Tu te sentais parfois seul, dans ce cycle de la vie qui va trop vite, où on ne prend pas assez le temps de s’arrêter pour se dire les vraies choses, pour être authentique avec nous-mêmes et les autres, mais tant de gens m’ont témoigné comment ta vision va manquer aux couleurs du monde. Ils auraient tant aimé pouvoir te le partager de ton vivant.

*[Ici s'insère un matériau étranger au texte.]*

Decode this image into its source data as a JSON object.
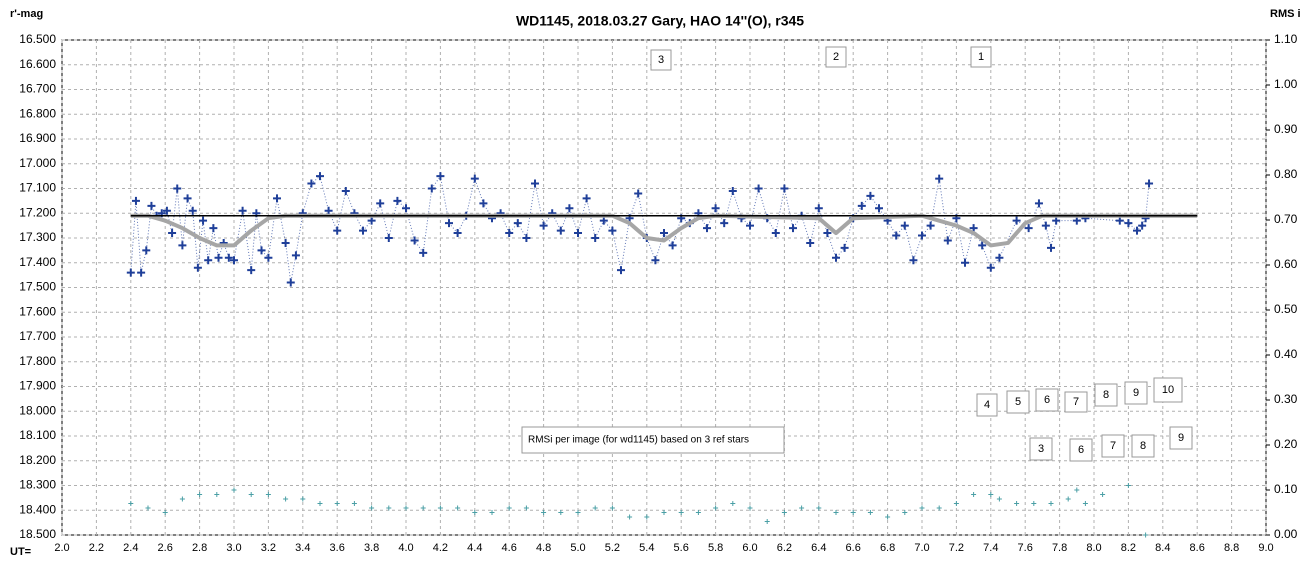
{
  "chart_data": {
    "type": "line",
    "title": "WD1145, 2018.03.27  Gary, HAO  14''(O), r345",
    "ylabel": "r'-mag",
    "y2label": "RMS i",
    "xlabel": "UT=",
    "xlim": [
      2.0,
      9.0
    ],
    "ylim": [
      18.5,
      16.5
    ],
    "y2lim": [
      0,
      1.1
    ],
    "grid": true,
    "xticks": [
      {
        "value": 2,
        "label": "2.0"
      },
      2.2,
      2.4,
      2.6,
      2.8,
      {
        "value": 3,
        "label": "3.0"
      },
      3.2,
      3.4,
      3.6,
      3.8,
      {
        "value": 4,
        "label": "4.0"
      },
      4.2,
      4.4,
      4.6,
      4.8,
      {
        "value": 5,
        "label": "5.0"
      },
      5.2,
      5.4,
      5.6,
      5.8,
      {
        "value": 6,
        "label": "6.0"
      },
      6.2,
      6.4,
      6.6,
      6.8,
      {
        "value": 7,
        "label": "7.0"
      },
      7.2,
      7.4,
      7.6,
      7.8,
      {
        "value": 8,
        "label": "8.0"
      },
      8.2,
      8.4,
      8.6,
      8.8,
      {
        "value": 9,
        "label": "9.0"
      }
    ],
    "yticks": [
      {
        "value": 16.5,
        "label": "16.500"
      },
      {
        "value": 16.6,
        "label": "16.600"
      },
      {
        "value": 16.7,
        "label": "16.700"
      },
      {
        "value": 16.8,
        "label": "16.800"
      },
      {
        "value": 16.9,
        "label": "16.900"
      },
      {
        "value": 17.0,
        "label": "17.000"
      },
      {
        "value": 17.1,
        "label": "17.100"
      },
      {
        "value": 17.2,
        "label": "17.200"
      },
      {
        "value": 17.3,
        "label": "17.300"
      },
      {
        "value": 17.4,
        "label": "17.400"
      },
      {
        "value": 17.5,
        "label": "17.500"
      },
      {
        "value": 17.6,
        "label": "17.600"
      },
      {
        "value": 17.7,
        "label": "17.700"
      },
      {
        "value": 17.8,
        "label": "17.800"
      },
      {
        "value": 17.9,
        "label": "17.900"
      },
      {
        "value": 18.0,
        "label": "18.000"
      },
      {
        "value": 18.1,
        "label": "18.100"
      },
      {
        "value": 18.2,
        "label": "18.200"
      },
      {
        "value": 18.3,
        "label": "18.300"
      },
      {
        "value": 18.4,
        "label": "18.400"
      },
      {
        "value": 18.5,
        "label": "18.500"
      }
    ],
    "y2ticks": [
      {
        "value": 1.1,
        "label": "1.10"
      },
      {
        "value": 1.0,
        "label": "1.00"
      },
      {
        "value": 0.9,
        "label": "0.90"
      },
      {
        "value": 0.8,
        "label": "0.80"
      },
      {
        "value": 0.7,
        "label": "0.70"
      },
      {
        "value": 0.6,
        "label": "0.60"
      },
      {
        "value": 0.5,
        "label": "0.50"
      },
      {
        "value": 0.4,
        "label": "0.40"
      },
      {
        "value": 0.3,
        "label": "0.30"
      },
      {
        "value": 0.2,
        "label": "0.20"
      },
      {
        "value": 0.1,
        "label": "0.10"
      },
      {
        "value": 0,
        "label": "0.00"
      }
    ],
    "series": [
      {
        "color": "#1f3f99",
        "style": "cross-dotted",
        "x": [
          2.4,
          2.43,
          2.46,
          2.49,
          2.52,
          2.55,
          2.58,
          2.61,
          2.64,
          2.67,
          2.7,
          2.73,
          2.76,
          2.79,
          2.82,
          2.85,
          2.88,
          2.91,
          2.94,
          2.97,
          3.0,
          3.05,
          3.1,
          3.13,
          3.16,
          3.2,
          3.25,
          3.3,
          3.33,
          3.36,
          3.4,
          3.45,
          3.5,
          3.55,
          3.6,
          3.65,
          3.7,
          3.75,
          3.8,
          3.85,
          3.9,
          3.95,
          4.0,
          4.05,
          4.1,
          4.15,
          4.2,
          4.25,
          4.3,
          4.35,
          4.4,
          4.45,
          4.5,
          4.55,
          4.6,
          4.65,
          4.7,
          4.75,
          4.8,
          4.85,
          4.9,
          4.95,
          5.0,
          5.05,
          5.1,
          5.15,
          5.2,
          5.25,
          5.3,
          5.35,
          5.4,
          5.45,
          5.5,
          5.55,
          5.6,
          5.65,
          5.7,
          5.75,
          5.8,
          5.85,
          5.9,
          5.95,
          6.0,
          6.05,
          6.1,
          6.15,
          6.2,
          6.25,
          6.3,
          6.35,
          6.4,
          6.45,
          6.5,
          6.55,
          6.6,
          6.65,
          6.7,
          6.75,
          6.8,
          6.85,
          6.9,
          6.95,
          7.0,
          7.05,
          7.1,
          7.15,
          7.2,
          7.25,
          7.3,
          7.35,
          7.4,
          7.45,
          7.55,
          7.62,
          7.68,
          7.72,
          7.75,
          7.78,
          7.9,
          7.95,
          8.15,
          8.2,
          8.25,
          8.28,
          8.3,
          8.32
        ],
        "values": [
          17.44,
          17.15,
          17.44,
          17.35,
          17.17,
          17.21,
          17.2,
          17.19,
          17.28,
          17.1,
          17.33,
          17.14,
          17.19,
          17.42,
          17.23,
          17.39,
          17.26,
          17.38,
          17.32,
          17.38,
          17.39,
          17.19,
          17.43,
          17.2,
          17.35,
          17.38,
          17.14,
          17.32,
          17.48,
          17.37,
          17.2,
          17.08,
          17.05,
          17.19,
          17.27,
          17.11,
          17.2,
          17.27,
          17.23,
          17.16,
          17.3,
          17.15,
          17.18,
          17.31,
          17.36,
          17.1,
          17.05,
          17.24,
          17.28,
          17.21,
          17.06,
          17.16,
          17.22,
          17.2,
          17.28,
          17.24,
          17.3,
          17.08,
          17.25,
          17.2,
          17.27,
          17.18,
          17.28,
          17.14,
          17.3,
          17.23,
          17.27,
          17.43,
          17.22,
          17.12,
          17.3,
          17.39,
          17.28,
          17.33,
          17.22,
          17.24,
          17.2,
          17.26,
          17.18,
          17.24,
          17.11,
          17.22,
          17.25,
          17.1,
          17.22,
          17.28,
          17.1,
          17.26,
          17.21,
          17.32,
          17.18,
          17.28,
          17.38,
          17.34,
          17.22,
          17.17,
          17.13,
          17.18,
          17.23,
          17.29,
          17.25,
          17.39,
          17.29,
          17.25,
          17.06,
          17.31,
          17.22,
          17.4,
          17.26,
          17.33,
          17.42,
          17.38,
          17.23,
          17.26,
          17.16,
          17.25,
          17.34,
          17.23,
          17.23,
          17.22,
          17.23,
          17.24,
          17.27,
          17.25,
          17.22,
          17.08
        ]
      },
      {
        "color": "#a6a6a6",
        "style": "thick",
        "x": [
          2.4,
          2.5,
          2.6,
          2.7,
          2.8,
          2.9,
          3.0,
          3.1,
          3.2,
          3.3,
          5.2,
          5.3,
          5.4,
          5.5,
          5.6,
          5.7,
          5.8,
          6.4,
          6.5,
          6.6,
          7.0,
          7.1,
          7.2,
          7.3,
          7.4,
          7.5,
          7.6,
          7.7,
          8.6
        ],
        "values": [
          17.21,
          17.21,
          17.23,
          17.26,
          17.3,
          17.33,
          17.33,
          17.27,
          17.22,
          17.21,
          17.21,
          17.24,
          17.3,
          17.31,
          17.26,
          17.22,
          17.21,
          17.22,
          17.28,
          17.22,
          17.21,
          17.23,
          17.25,
          17.28,
          17.33,
          17.32,
          17.24,
          17.21,
          17.21
        ]
      },
      {
        "color": "#000000",
        "style": "line",
        "x": [
          2.4,
          8.6
        ],
        "values": [
          17.21,
          17.21
        ]
      },
      {
        "color": "#4a9fa5",
        "style": "cross",
        "axis": "y2",
        "x": [
          2.4,
          2.5,
          2.6,
          2.7,
          2.8,
          2.9,
          3.0,
          3.1,
          3.2,
          3.3,
          3.4,
          3.5,
          3.6,
          3.7,
          3.8,
          3.9,
          4.0,
          4.1,
          4.2,
          4.3,
          4.4,
          4.5,
          4.6,
          4.7,
          4.8,
          4.9,
          5.0,
          5.1,
          5.2,
          5.3,
          5.4,
          5.5,
          5.6,
          5.7,
          5.8,
          5.9,
          6.0,
          6.1,
          6.2,
          6.3,
          6.4,
          6.5,
          6.6,
          6.7,
          6.8,
          6.9,
          7.0,
          7.1,
          7.2,
          7.3,
          7.4,
          7.45,
          7.55,
          7.65,
          7.75,
          7.85,
          7.9,
          7.95,
          8.05,
          8.2,
          8.3
        ],
        "values": [
          0.07,
          0.06,
          0.05,
          0.08,
          0.09,
          0.09,
          0.1,
          0.09,
          0.09,
          0.08,
          0.08,
          0.07,
          0.07,
          0.07,
          0.06,
          0.06,
          0.06,
          0.06,
          0.06,
          0.06,
          0.05,
          0.05,
          0.06,
          0.06,
          0.05,
          0.05,
          0.05,
          0.06,
          0.06,
          0.04,
          0.04,
          0.05,
          0.05,
          0.05,
          0.06,
          0.07,
          0.06,
          0.03,
          0.05,
          0.06,
          0.06,
          0.05,
          0.05,
          0.05,
          0.04,
          0.05,
          0.06,
          0.06,
          0.07,
          0.09,
          0.09,
          0.08,
          0.07,
          0.07,
          0.07,
          0.08,
          0.1,
          0.07,
          0.09,
          0.11,
          0.0
        ]
      }
    ],
    "annotations": [
      "3",
      "2",
      "1",
      "4",
      "5",
      "6",
      "7",
      "8",
      "9",
      "10",
      "3",
      "6",
      "7",
      "8",
      "9",
      "RMSi per image (for wd1145) based on 3 ref stars"
    ]
  }
}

Comprendre l’incompréhensible
Ma raison peut affirmer comprendre. Le temps passe vite, trop vite, on ne se dit pas assez souvent qu’on s’aime et, déjà même aujourd’hui, quand j’écris ces mots, ça fait une semaine que la famille et moi nous t’avons rendu hommage, et on dirait que nos train-train quotidiens ont envie de redémarrer, mais n’est-ce pas ce que tu voudrais? Qu’on vive pour nos projets comme tu aurais voulu vivre les tiens, avec passion?
Message d’espoir
J’espère au moins que tu pourras revoir ta mère, que tu veilleras sur nous de là-haut et que les graines que tu as laissées ici germeront en ta mémoire afin de devenir les fruits que la famille et moi pourrons cueillir en ton nom.
Et après?
En espérant que les branches qui s’orientent du mieux qu’elles le peuvent dans leur vie et les bourgeons qui éclosent dans la famille, virevoltant au gré du vent et des saisons de la vie, sauront se confier avant que leur tronc ne s’effondre. Veille sur eux. Veille sur nous.
Pour ma part…
Quand je raclerai les feuilles qui ont fini par tomber pour revenir plus fortes au printemps prochain et que je sentirai un coup de vent de la force d’un cyclone les soulever, je saurai que tu ne veux pas que j’abandonne mes projets. Tu seras là. Je ne perdrai plus de vue le cœur battant de passion qui fait vibrer ma sève, je te le promets.